ObfuNAS: A Neural Architecture Search-based DNN Obfuscation Approach
This addresses a security problem for DNN owners by mitigating an under-explored vulnerability in architecture obfuscation, though it is incremental as it builds on existing obfuscation and NAS techniques.
The paper tackles the vulnerability of DNN architecture obfuscation to adversarial retraining by proposing ObfuNAS, which uses neural architecture search to find obfuscated architectures that degrade attacker accuracy by up to 2.6% with minimal computational overhead.

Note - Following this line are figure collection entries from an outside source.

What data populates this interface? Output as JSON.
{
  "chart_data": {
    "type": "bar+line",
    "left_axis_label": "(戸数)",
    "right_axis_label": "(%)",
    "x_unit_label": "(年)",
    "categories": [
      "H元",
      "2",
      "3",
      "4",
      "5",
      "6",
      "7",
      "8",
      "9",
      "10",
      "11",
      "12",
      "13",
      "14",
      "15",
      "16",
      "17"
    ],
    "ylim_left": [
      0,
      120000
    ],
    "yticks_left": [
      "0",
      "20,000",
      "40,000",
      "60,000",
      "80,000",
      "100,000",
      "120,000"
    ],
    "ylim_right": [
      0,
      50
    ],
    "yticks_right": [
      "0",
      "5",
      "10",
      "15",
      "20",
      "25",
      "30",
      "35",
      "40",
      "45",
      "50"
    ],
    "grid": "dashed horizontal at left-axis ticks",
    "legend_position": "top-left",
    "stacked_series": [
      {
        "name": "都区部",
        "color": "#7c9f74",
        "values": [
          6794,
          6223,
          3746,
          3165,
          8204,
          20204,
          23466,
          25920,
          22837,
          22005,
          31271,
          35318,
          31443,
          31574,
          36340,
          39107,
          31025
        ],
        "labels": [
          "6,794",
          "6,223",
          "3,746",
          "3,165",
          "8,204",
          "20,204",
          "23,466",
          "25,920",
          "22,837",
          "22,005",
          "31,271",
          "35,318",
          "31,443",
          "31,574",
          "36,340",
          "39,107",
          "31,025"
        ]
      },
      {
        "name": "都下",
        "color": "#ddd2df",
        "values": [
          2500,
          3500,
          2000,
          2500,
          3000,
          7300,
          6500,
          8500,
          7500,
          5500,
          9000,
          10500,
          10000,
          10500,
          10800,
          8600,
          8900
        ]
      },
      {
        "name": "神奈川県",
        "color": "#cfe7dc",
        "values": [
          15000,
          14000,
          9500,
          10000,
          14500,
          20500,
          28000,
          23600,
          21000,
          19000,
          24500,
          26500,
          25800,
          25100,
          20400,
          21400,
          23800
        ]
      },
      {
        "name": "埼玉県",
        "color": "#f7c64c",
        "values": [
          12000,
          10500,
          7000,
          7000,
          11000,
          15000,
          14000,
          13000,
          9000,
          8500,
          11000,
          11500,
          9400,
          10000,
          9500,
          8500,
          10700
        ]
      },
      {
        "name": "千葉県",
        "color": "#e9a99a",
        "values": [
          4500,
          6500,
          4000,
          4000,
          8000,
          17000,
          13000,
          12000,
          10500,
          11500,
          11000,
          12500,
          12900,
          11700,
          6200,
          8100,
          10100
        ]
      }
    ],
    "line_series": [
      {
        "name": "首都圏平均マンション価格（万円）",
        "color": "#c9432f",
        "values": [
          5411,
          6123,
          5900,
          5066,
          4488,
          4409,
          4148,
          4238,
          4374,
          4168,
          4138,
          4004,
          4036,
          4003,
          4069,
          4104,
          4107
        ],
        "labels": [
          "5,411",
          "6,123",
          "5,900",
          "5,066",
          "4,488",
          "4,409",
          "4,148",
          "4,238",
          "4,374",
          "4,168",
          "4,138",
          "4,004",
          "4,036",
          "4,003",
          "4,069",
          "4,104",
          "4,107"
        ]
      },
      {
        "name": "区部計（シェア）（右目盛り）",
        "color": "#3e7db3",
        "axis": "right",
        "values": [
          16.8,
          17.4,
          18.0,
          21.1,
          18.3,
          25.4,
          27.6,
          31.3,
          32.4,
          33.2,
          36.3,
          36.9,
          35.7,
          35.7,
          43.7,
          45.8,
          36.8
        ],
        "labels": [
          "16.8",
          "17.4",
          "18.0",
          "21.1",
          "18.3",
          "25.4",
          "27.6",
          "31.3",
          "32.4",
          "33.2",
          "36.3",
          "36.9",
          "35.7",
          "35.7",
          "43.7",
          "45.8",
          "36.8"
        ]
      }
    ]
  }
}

Malicious architecture extraction has been emerging as a crucial concern for deep neural network (DNN) security. As a defense, architecture obfuscation is proposed to remap the victim DNN to a different architecture. Nonetheless, we observe that, with only extracting an obfuscated DNN architecture, the adversary can still retrain a substitute model with high performance (e.g., accuracy), rendering the obfuscation techniques ineffective. To mitigate this under-explored vulnerability, we propose ObfuNAS, which converts the DNN architecture obfuscation into a neural architecture search (NAS) problem. Using a combination of function-preserving obfuscation strategies, ObfuNAS ensures that the obfuscated DNN architecture can only achieve lower accuracy than the victim. We validate the performance of ObfuNAS with open-source architecture datasets like NAS-Bench-101 and NAS-Bench-301. The experimental results demonstrate that ObfuNAS can successfully find the optimal mask for a victim model within a given FLOPs constraint, leading up to 2.6% inference accuracy degradation for attackers with only 0.14x FLOPs overhead. The code is available at: https://github.com/Tongzhou0101/ObfuNAS.